Vayamos por el principio. Luciane tiene dos padres encantadores que viven en Mina Gerais. Como corresponde, le pedí a su padre su mano, en el mismo día en que él me veía por primera vez. Había mucho nervio porque se trata de un hombre muy respetado y tradicionalista. Incluso recibí la sugerencia de no mostrar el tatuaje de mi brazo (¿quizá cuando nazca nuestro segundo hijo?). Pero fue un momento muy emotivo, donde recibí toda la confianza que un padre puede poner en un yerno.

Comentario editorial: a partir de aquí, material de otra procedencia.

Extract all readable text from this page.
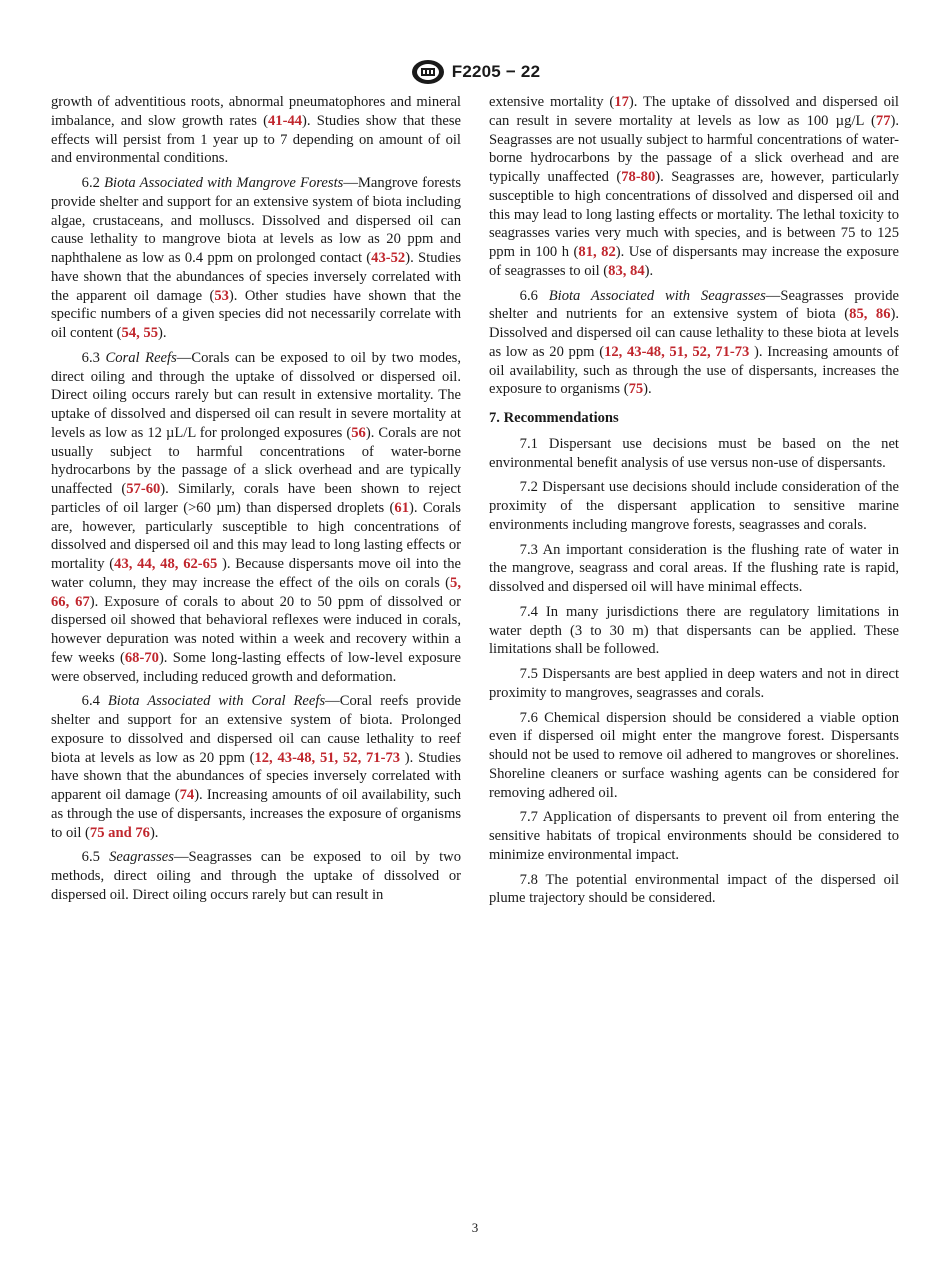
F2205 − 22

growth of adventitious roots, abnormal pneumatophores and mineral imbalance, and slow growth rates (41-44). Studies show that these effects will persist from 1 year up to 7 depending on amount of oil and environmental conditions.

6.2 Biota Associated with Mangrove Forests—Mangrove forests provide shelter and support for an extensive system of biota including algae, crustaceans, and molluscs. Dissolved and dispersed oil can cause lethality to mangrove biota at levels as low as 20 ppm and naphthalene as low as 0.4 ppm on prolonged contact (43-52). Studies have shown that the abundances of species inversely correlated with the apparent oil damage (53). Other studies have shown that the specific numbers of a given species did not necessarily correlate with oil content (54, 55).

6.3 Coral Reefs—Corals can be exposed to oil by two modes, direct oiling and through the uptake of dissolved or dispersed oil. Direct oiling occurs rarely but can result in extensive mortality. The uptake of dissolved and dispersed oil can result in severe mortality at levels as low as 12 µL/L for prolonged exposures (56). Corals are not usually subject to harmful concentrations of water-borne hydrocarbons by the passage of a slick overhead and are typically unaffected (57-60). Similarly, corals have been shown to reject particles of oil larger (>60 µm) than dispersed droplets (61). Corals are, however, particularly susceptible to high concentrations of dissolved and dispersed oil and this may lead to long lasting effects or mortality (43, 44, 48, 62-65 ). Because dispersants move oil into the water column, they may increase the effect of the oils on corals (5, 66, 67). Exposure of corals to about 20 to 50 ppm of dissolved or dispersed oil showed that behavioral reflexes were induced in corals, however depuration was noted within a week and recovery within a few weeks (68-70). Some long-lasting effects of low-level exposure were observed, including reduced growth and deformation.

6.4 Biota Associated with Coral Reefs—Coral reefs provide shelter and support for an extensive system of biota. Prolonged exposure to dissolved and dispersed oil can cause lethality to reef biota at levels as low as 20 ppm (12, 43-48, 51, 52, 71-73 ). Studies have shown that the abundances of species inversely correlated with apparent oil damage (74). Increasing amounts of oil availability, such as through the use of dispersants, increases the exposure of organisms to oil (75 and 76).

6.5 Seagrasses—Seagrasses can be exposed to oil by two methods, direct oiling and through the uptake of dissolved or dispersed oil. Direct oiling occurs rarely but can result in

extensive mortality (17). The uptake of dissolved and dispersed oil can result in severe mortality at levels as low as 100 µg/L (77). Seagrasses are not usually subject to harmful concentrations of water-borne hydrocarbons by the passage of a slick overhead and are typically unaffected (78-80). Seagrasses are, however, particularly susceptible to high concentrations of dissolved and dispersed oil and this may lead to long lasting effects or mortality. The lethal toxicity to seagrasses varies very much with species, and is between 75 to 125 ppm in 100 h (81, 82). Use of dispersants may increase the exposure of seagrasses to oil (83, 84).

6.6 Biota Associated with Seagrasses—Seagrasses provide shelter and nutrients for an extensive system of biota (85, 86). Dissolved and dispersed oil can cause lethality to these biota at levels as low as 20 ppm (12, 43-48, 51, 52, 71-73 ). Increasing amounts of oil availability, such as through the use of dispersants, increases the exposure to organisms (75).

7. Recommendations

7.1 Dispersant use decisions must be based on the net environmental benefit analysis of use versus non-use of dispersants.

7.2 Dispersant use decisions should include consideration of the proximity of the dispersant application to sensitive marine environments including mangrove forests, seagrasses and corals.

7.3 An important consideration is the flushing rate of water in the mangrove, seagrass and coral areas. If the flushing rate is rapid, dissolved and dispersed oil will have minimal effects.

7.4 In many jurisdictions there are regulatory limitations in water depth (3 to 30 m) that dispersants can be applied. These limitations shall be followed.

7.5 Dispersants are best applied in deep waters and not in direct proximity to mangroves, seagrasses and corals.

7.6 Chemical dispersion should be considered a viable option even if dispersed oil might enter the mangrove forest. Dispersants should not be used to remove oil adhered to mangroves or shorelines. Shoreline cleaners or surface washing agents can be considered for removing adhered oil.

7.7 Application of dispersants to prevent oil from entering the sensitive habitats of tropical environments should be considered to minimize environmental impact.

7.8 The potential environmental impact of the dispersed oil plume trajectory should be considered.

3
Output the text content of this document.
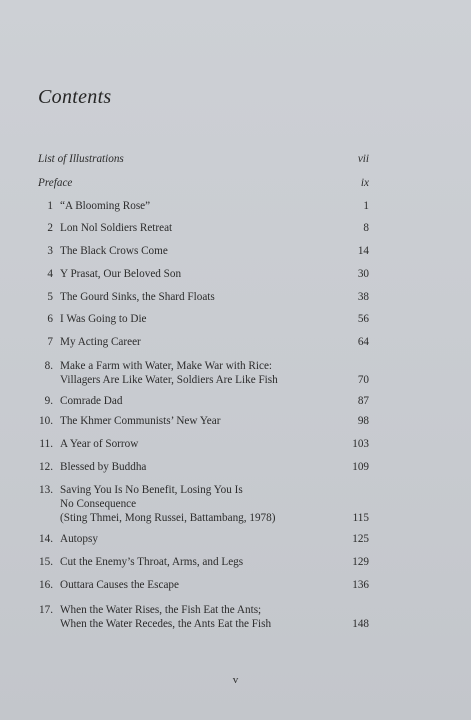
Contents
List of Illustrations	vii
Preface	ix
1 “A Blooming Rose”	1
2 Lon Nol Soldiers Retreat	8
3 The Black Crows Come	14
4 Y Prasat, Our Beloved Son	30
5 The Gourd Sinks, the Shard Floats	38
6 I Was Going to Die	56
7 My Acting Career	64
8. Make a Farm with Water, Make War with Rice:
Villagers Are Like Water, Soldiers Are Like Fish	70
9. Comrade Dad	87
10. The Khmer Communists’ New Year	98
11. A Year of Sorrow	103
12. Blessed by Buddha	109
13. Saving You Is No Benefit, Losing You Is
No Consequence
(Sting Thmei, Mong Russei, Battambang, 1978)	115
14. Autopsy	125
15. Cut the Enemy’s Throat, Arms, and Legs	129
16. Outtara Causes the Escape	136
17. When the Water Rises, the Fish Eat the Ants;
When the Water Recedes, the Ants Eat the Fish	148
v
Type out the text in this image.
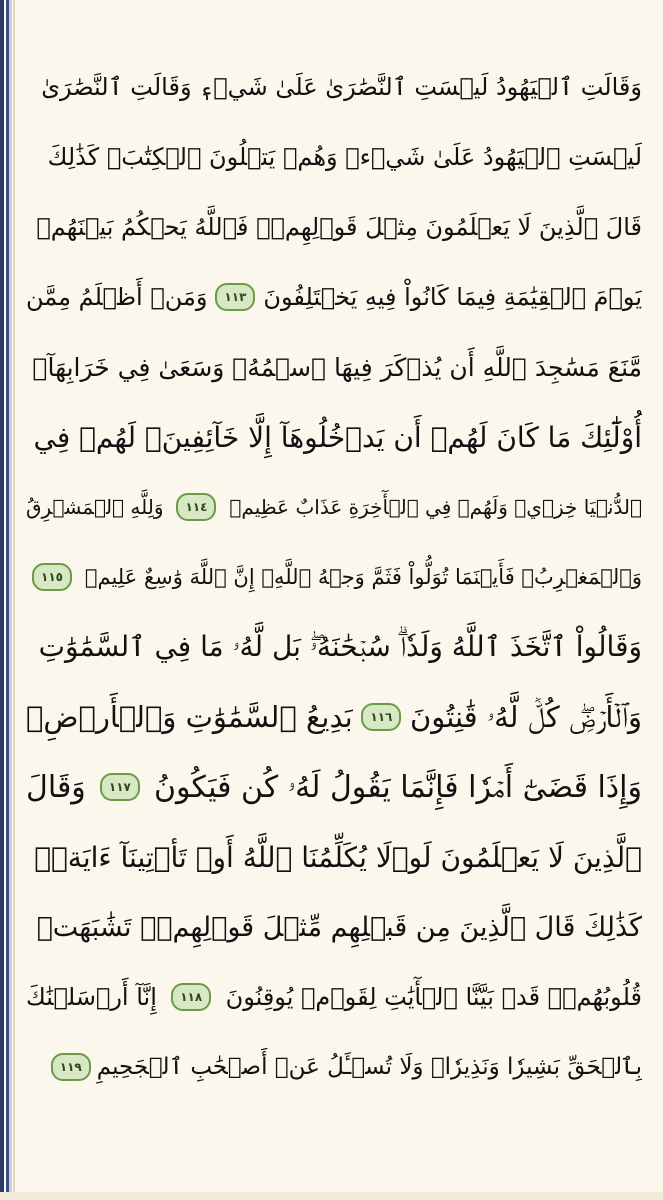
وَقَالَتِ ٱلۡيَهُودُ لَيۡسَتِ ٱلنَّصَٰرَىٰ عَلَىٰ شَيۡءٖ وَقَالَتِ ٱلنَّصَٰرَىٰ
لَيۡسَتِ ٱلۡيَهُودُ عَلَىٰ شَيۡءٖ وَهُمۡ يَتۡلُونَ ٱلۡكِتَٰبَۗ كَذَٰلِكَ
قَالَ ٱلَّذِينَ لَا يَعۡلَمُونَ مِثۡلَ قَوۡلِهِمۡۚ فَٱللَّهُ يَحۡكُمُ بَيۡنَهُمۡ
يَوۡمَ ٱلۡقِيَٰمَةِ فِيمَا كَانُواْ فِيهِ يَخۡتَلِفُونَ
١١٣
وَمَنۡ أَظۡلَمُ مِمَّن
مَّنَعَ مَسَٰجِدَ ٱللَّهِ أَن يُذۡكَرَ فِيهَا ٱسۡمُهُۥ وَسَعَىٰ فِي خَرَابِهَآۚ
أُوْلَٰٓئِكَ مَا كَانَ لَهُمۡ أَن يَدۡخُلُوهَآ إِلَّا خَآئِفِينَۚ لَهُمۡ فِي
ٱلدُّنۡيَا خِزۡيٞ وَلَهُمۡ فِي ٱلۡأٓخِرَةِ عَذَابٌ عَظِيمٞ
١١٤
وَلِلَّهِ ٱلۡمَشۡرِقُ
وَٱلۡمَغۡرِبُۚ فَأَيۡنَمَا تُوَلُّواْ فَثَمَّ وَجۡهُ ٱللَّهِۚ إِنَّ ٱللَّهَ وَٰسِعٌ عَلِيمٞ
١١٥
وَقَالُواْ ٱتَّخَذَ ٱللَّهُ وَلَدٗاۗ سُبۡحَٰنَهُۥۖ بَل لَّهُۥ مَا فِي ٱلسَّمَٰوَٰتِ
وَٱلۡأَرۡضِۖ كُلّٞ لَّهُۥ قَٰنِتُونَ
١١٦
بَدِيعُ ٱلسَّمَٰوَٰتِ وَٱلۡأَرۡضِۖ
وَإِذَا قَضَىٰٓ أَمۡرٗا فَإِنَّمَا يَقُولُ لَهُۥ كُن فَيَكُونُ
١١٧
وَقَالَ
ٱلَّذِينَ لَا يَعۡلَمُونَ لَوۡلَا يُكَلِّمُنَا ٱللَّهُ أَوۡ تَأۡتِينَآ ءَايَةٞۗ
كَذَٰلِكَ قَالَ ٱلَّذِينَ مِن قَبۡلِهِم مِّثۡلَ قَوۡلِهِمۡۘ تَشَٰبَهَتۡ
قُلُوبُهُمۡۗ قَدۡ بَيَّنَّا ٱلۡأٓيَٰتِ لِقَوۡمٖ يُوقِنُونَ
١١٨
إِنَّآ أَرۡسَلۡنَٰكَ
بِٱلۡحَقِّ بَشِيرٗا وَنَذِيرٗاۖ وَلَا تُسۡـَٔلُ عَنۡ أَصۡحَٰبِ ٱلۡجَحِيمِ
١١٩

Después vino la convivencia. En noviembre fui a buscar a Luciane a Rio de Janeiro, donde ayudé en la mudanza. Había un clima de ansiedad pero también de cierta tristeza. Ella abandonaba su país, sus amigos, su familia. El contacto con su tierra y sus seres queridos jamás se va a romper, pero es distinto saber que están a un viaje en ómnibus de distancia que a un tramo en avión. La primera vez que llegamos a mi departamento nos recibió una infestación de pulgas. Esos bichos malditos desaparecen en invierno, momento en que uno cree que las ha erradicado, pero en verdad están escondidas hasta los primeros calores. No es culpa de Santi, mi gato. Yo recibí este departamento con pulgas y en mi inocencia creí que las había vencido.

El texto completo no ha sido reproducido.